So this is the scenario: I develop a SQL object which is being used by an application developer in an app I haven't seen before. The developer is a junior and it's clear that they have a poor understanding of the use cases they're dealing with, and likely haven't adequately tested their changes. This developer isn't on my team and isn't someone I'm directly responsible for mentoring. The application carries almost no risk if the developer breaks it, we can just revert our changes and no harm done.
My question is: in this scenario what would you do, and why? Do I take the extra step and walk them through the entire testing process pre-emptively, or do I let them own their change and potentially experience the pain of breaking production?
This isn't a critical question for me I'm just curious to get a few takes on it.
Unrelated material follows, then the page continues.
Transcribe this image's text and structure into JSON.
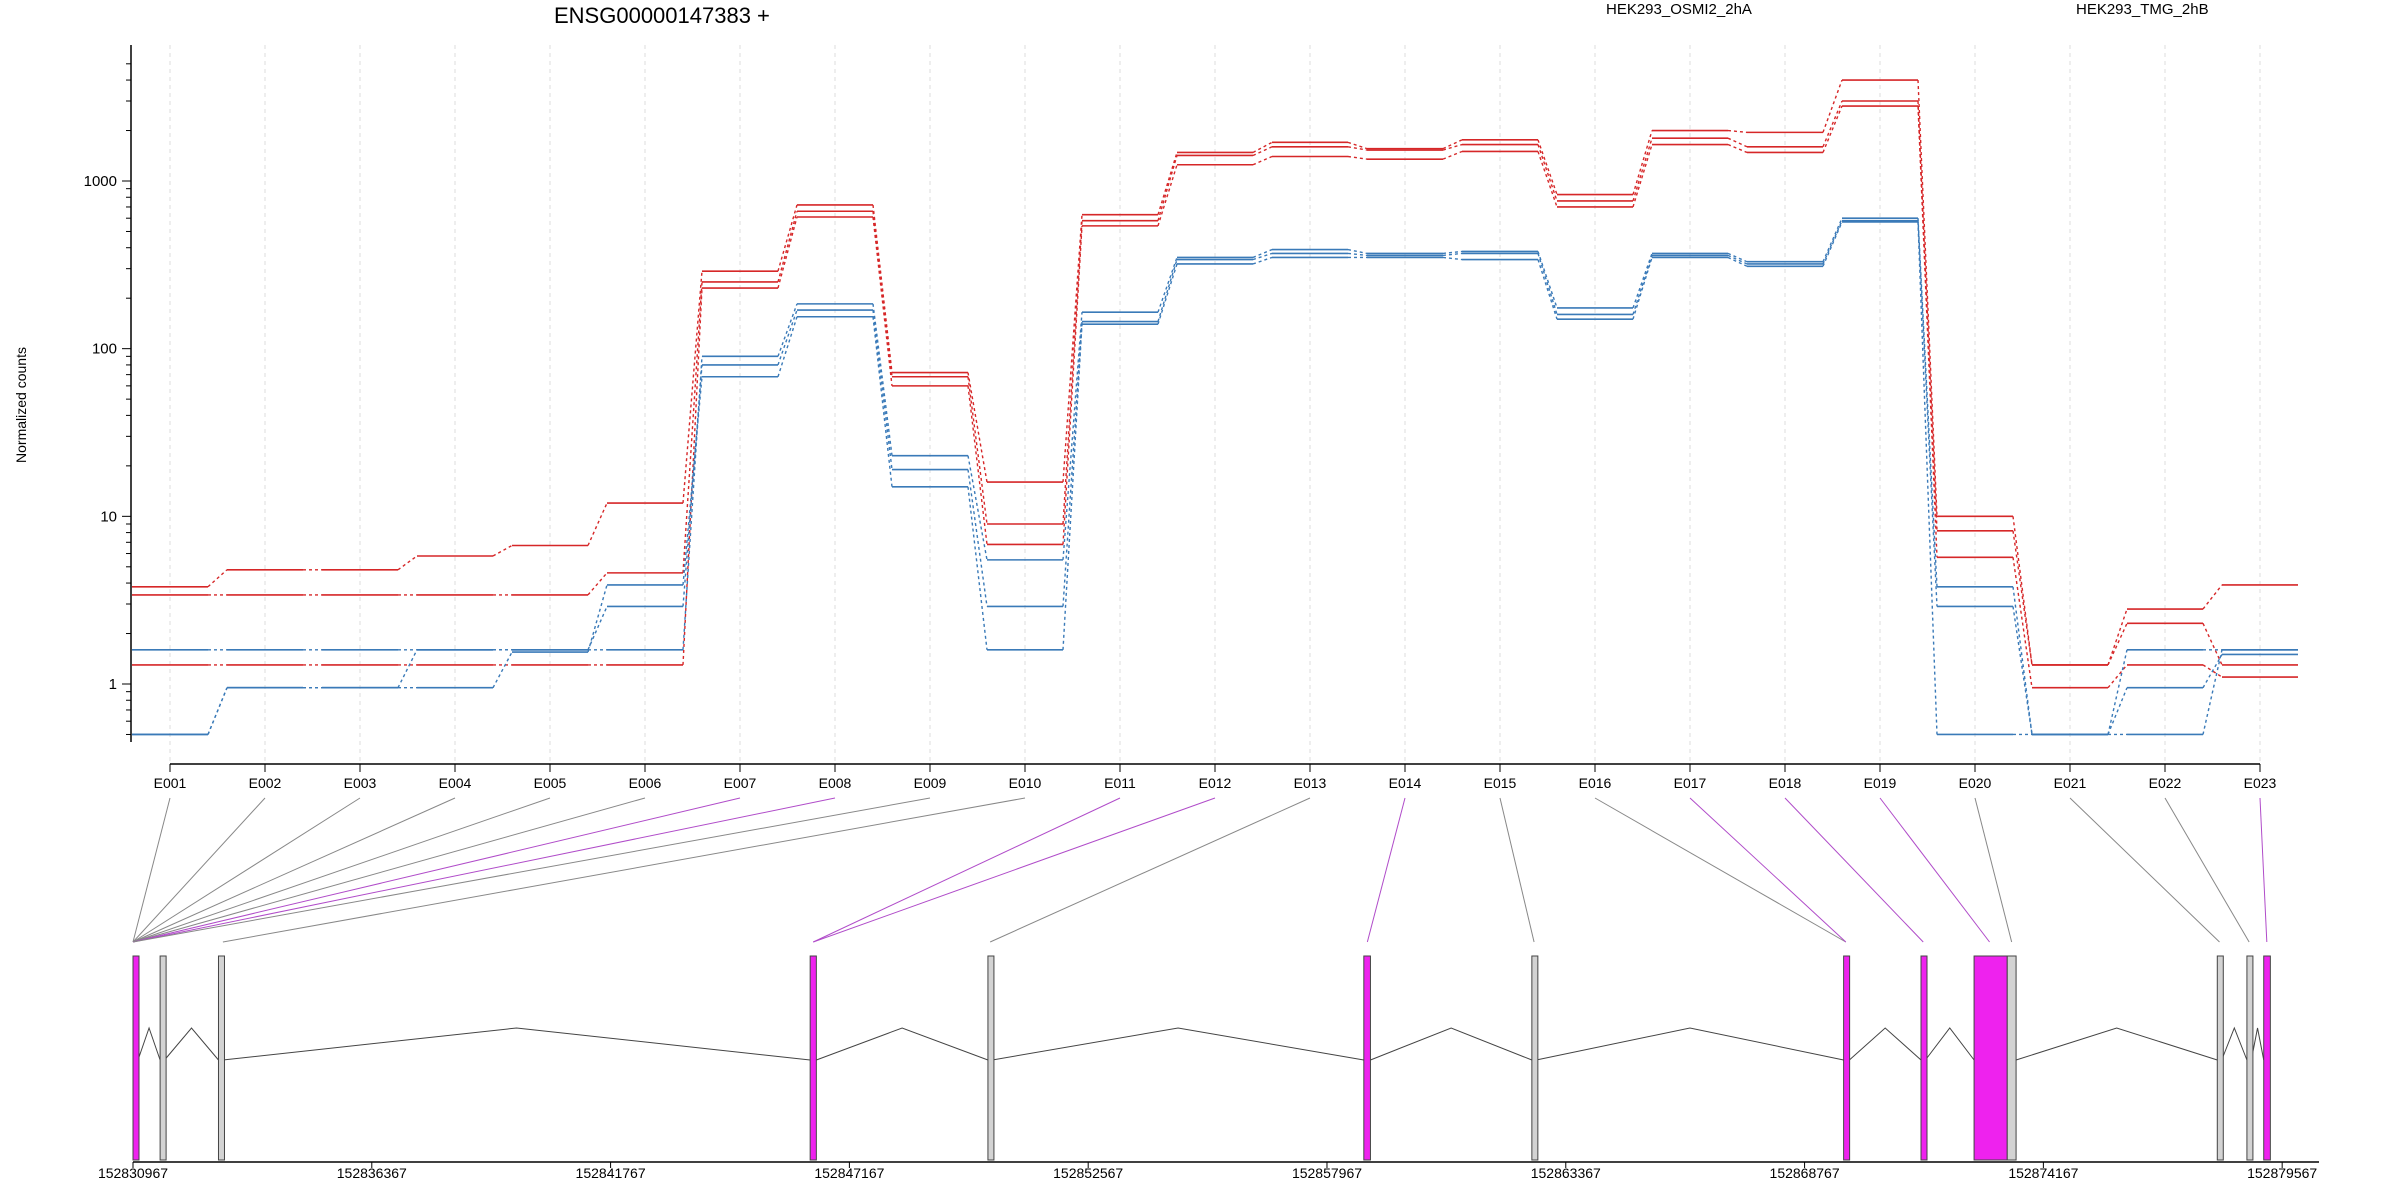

It's really a question of letting a developer pick up experience the hard way vs not throwing them to the wolves (which can lead to worse outcomes long-term)
Imagine you're new to a codebase, you're struggling to make it work. Unbeknownst to you, you're about to cause a production outage. Someone more senior at the company, the domain expert in the new thing you're using, notices you're struggling and decides to sit there, let you flounder and break production. It might not be a big outage, but you'd feel pretty bad and unsupported by your team.
You can see something bad about to happen, your instinct shouldn't be to do nothing to teach the person a lesson. You owe them the professional courtesy of offering a guiding hand.